- The Washington Times - Monday, February 9, 2015

Louisiana Gov. Bobby Jindal took a swipe Monday at former Florida Gov. Jeb Bush, saying that supporters of Common Core are aligning with with Washington bureaucrats and against families that want more control over their children’s education.

Mr. Jindal said it will be good for the GOP to debate the K-12 education standards during the 2016 nomination race, casting it as part of a broader discussion over the proper role of the federal government.

“Do we trust the bureaucrats in D.C., or do we trust parents and local officials to make these decisions,” Mr. Jindal told reporters at a breakfast hosted by The Christian Science Monitor. “I come down on the side of trusting local parents, local teachers and local officials — trusting competition, not thinking it is better to have an unelected elite, a group of bureaucrats in D.C., making these decision for us.”

Common Core backers say that Mr. Jindal and other critics of the standards are misleading voters on the issue, saying the K-12 standards are the bipartisan brainchild of the nation’s governors and have been voluntarily adopted by states, including Louisiana.

They say the standards were not created by the federal government or the president.

Mr. Jindal and Mr. Bush are laying the groundwork for possible presidential bids.

Mr. Bush is leading early national polls, and near the front of the pack in Iowa and New Hampshire, which host the first two nomination contests.

Mr. Jindal, meanwhile, is running in the back of the pack in Iowa and New Hampshire and is dead last nationally, according to the latest Real Clear Politics Average of polls.

“I don’t worry about polling,” Mr. Jindal said.

Mr. Jindal, once a proponent of Common Core, is now one of the fiercest critics of the testing and is pushing to stop it in Louisiana.

Mr. Bush supports the standards and has suggested he will not run away from them during the nomination contest.

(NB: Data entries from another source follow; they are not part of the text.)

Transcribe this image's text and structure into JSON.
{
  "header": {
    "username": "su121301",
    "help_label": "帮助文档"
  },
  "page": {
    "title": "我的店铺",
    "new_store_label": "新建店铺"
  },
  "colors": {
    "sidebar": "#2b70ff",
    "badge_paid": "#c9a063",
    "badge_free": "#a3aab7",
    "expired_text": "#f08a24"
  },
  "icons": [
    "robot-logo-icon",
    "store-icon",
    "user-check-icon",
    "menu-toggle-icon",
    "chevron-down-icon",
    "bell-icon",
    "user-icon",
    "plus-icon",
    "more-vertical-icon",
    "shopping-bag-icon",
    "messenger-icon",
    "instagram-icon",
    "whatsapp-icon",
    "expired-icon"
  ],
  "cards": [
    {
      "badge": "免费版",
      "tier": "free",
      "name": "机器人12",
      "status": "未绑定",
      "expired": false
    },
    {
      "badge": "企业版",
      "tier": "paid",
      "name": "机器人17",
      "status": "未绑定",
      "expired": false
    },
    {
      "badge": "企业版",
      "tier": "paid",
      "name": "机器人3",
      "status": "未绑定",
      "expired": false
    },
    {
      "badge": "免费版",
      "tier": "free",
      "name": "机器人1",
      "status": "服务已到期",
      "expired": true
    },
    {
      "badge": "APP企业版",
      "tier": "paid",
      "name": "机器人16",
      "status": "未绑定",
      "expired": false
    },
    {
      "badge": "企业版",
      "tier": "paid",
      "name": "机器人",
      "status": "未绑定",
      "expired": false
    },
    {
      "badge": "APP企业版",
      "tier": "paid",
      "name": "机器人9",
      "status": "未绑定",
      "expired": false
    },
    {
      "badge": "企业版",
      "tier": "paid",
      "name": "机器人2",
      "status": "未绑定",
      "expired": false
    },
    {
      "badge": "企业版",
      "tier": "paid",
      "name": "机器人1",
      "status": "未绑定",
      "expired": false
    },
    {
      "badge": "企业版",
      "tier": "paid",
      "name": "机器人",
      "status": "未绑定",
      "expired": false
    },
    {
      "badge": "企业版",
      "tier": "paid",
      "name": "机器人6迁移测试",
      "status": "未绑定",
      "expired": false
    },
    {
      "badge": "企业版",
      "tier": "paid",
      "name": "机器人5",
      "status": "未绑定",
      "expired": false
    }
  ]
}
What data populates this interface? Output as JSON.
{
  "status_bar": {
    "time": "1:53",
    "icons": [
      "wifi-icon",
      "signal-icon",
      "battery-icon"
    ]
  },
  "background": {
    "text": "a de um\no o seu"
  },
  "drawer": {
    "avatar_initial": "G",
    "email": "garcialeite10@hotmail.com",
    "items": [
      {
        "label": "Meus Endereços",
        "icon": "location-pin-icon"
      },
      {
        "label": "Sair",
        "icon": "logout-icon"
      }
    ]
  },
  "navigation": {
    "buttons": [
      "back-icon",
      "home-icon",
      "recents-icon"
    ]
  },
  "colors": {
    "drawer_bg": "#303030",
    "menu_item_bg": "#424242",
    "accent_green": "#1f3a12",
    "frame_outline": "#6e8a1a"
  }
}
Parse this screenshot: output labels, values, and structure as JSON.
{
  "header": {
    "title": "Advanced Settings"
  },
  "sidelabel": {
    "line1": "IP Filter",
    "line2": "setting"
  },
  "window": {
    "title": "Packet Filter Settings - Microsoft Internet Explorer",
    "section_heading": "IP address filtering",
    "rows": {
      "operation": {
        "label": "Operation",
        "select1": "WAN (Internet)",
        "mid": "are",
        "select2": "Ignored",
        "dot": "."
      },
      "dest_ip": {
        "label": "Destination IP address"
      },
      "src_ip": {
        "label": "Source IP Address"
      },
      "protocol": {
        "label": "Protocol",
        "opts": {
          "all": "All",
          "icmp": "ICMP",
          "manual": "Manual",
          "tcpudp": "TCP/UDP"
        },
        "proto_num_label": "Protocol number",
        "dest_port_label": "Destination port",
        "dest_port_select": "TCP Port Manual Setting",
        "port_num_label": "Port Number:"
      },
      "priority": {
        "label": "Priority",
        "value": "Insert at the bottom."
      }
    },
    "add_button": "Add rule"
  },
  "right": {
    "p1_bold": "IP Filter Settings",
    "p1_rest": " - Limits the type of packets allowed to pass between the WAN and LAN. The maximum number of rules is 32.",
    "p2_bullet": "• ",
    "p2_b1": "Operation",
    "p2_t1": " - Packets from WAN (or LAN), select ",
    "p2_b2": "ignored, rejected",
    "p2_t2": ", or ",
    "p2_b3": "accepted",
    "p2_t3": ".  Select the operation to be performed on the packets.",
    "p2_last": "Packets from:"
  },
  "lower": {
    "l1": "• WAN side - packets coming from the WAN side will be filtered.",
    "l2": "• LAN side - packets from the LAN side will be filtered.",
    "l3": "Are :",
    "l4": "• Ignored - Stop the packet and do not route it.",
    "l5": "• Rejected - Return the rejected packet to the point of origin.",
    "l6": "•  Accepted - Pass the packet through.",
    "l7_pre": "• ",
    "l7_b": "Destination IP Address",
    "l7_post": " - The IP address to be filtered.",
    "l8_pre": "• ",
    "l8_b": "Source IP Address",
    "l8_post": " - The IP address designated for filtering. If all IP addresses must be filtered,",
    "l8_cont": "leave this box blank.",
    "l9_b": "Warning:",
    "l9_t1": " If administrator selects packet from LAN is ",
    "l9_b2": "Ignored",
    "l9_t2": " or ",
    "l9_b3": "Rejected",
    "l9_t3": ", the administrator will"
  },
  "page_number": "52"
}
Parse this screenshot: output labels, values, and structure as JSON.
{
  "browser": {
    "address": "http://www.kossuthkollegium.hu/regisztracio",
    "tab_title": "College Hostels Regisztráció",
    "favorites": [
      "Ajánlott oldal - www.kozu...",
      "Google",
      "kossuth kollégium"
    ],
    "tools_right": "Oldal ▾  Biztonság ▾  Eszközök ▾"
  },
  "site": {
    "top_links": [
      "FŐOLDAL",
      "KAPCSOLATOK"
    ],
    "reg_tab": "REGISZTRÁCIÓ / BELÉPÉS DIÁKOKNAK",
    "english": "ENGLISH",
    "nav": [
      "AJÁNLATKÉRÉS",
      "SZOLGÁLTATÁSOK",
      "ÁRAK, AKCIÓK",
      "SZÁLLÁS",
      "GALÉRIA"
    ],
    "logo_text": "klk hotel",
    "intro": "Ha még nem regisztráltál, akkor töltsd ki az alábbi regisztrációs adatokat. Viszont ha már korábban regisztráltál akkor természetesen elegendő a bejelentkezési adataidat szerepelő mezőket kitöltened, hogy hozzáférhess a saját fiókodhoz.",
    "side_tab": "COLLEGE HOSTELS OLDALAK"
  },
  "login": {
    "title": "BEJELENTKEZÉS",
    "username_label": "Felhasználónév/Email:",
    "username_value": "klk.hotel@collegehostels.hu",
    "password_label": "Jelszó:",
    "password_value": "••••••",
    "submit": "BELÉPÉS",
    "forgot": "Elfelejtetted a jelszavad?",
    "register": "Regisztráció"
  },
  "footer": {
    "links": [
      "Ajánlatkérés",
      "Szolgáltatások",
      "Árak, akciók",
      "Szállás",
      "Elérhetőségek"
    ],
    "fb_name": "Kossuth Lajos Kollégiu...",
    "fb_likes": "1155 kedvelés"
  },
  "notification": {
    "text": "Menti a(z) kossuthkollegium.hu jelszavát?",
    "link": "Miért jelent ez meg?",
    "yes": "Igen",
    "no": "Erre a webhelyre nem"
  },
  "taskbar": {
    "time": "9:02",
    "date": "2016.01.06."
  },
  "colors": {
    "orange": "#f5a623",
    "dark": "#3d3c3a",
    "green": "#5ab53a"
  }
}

“If Gov. Bush were to decide to become a candidate, I am sure that he would be happy to make the case for his views to the electorate, whether it is on Common Core or other issues,” Mr. Jindal said. “As for me, if I were to run, or if I was deciding who to support, one of the issues that I would look at would not only be this issue of Common Core … but also making sure there is not another iteration [of it].”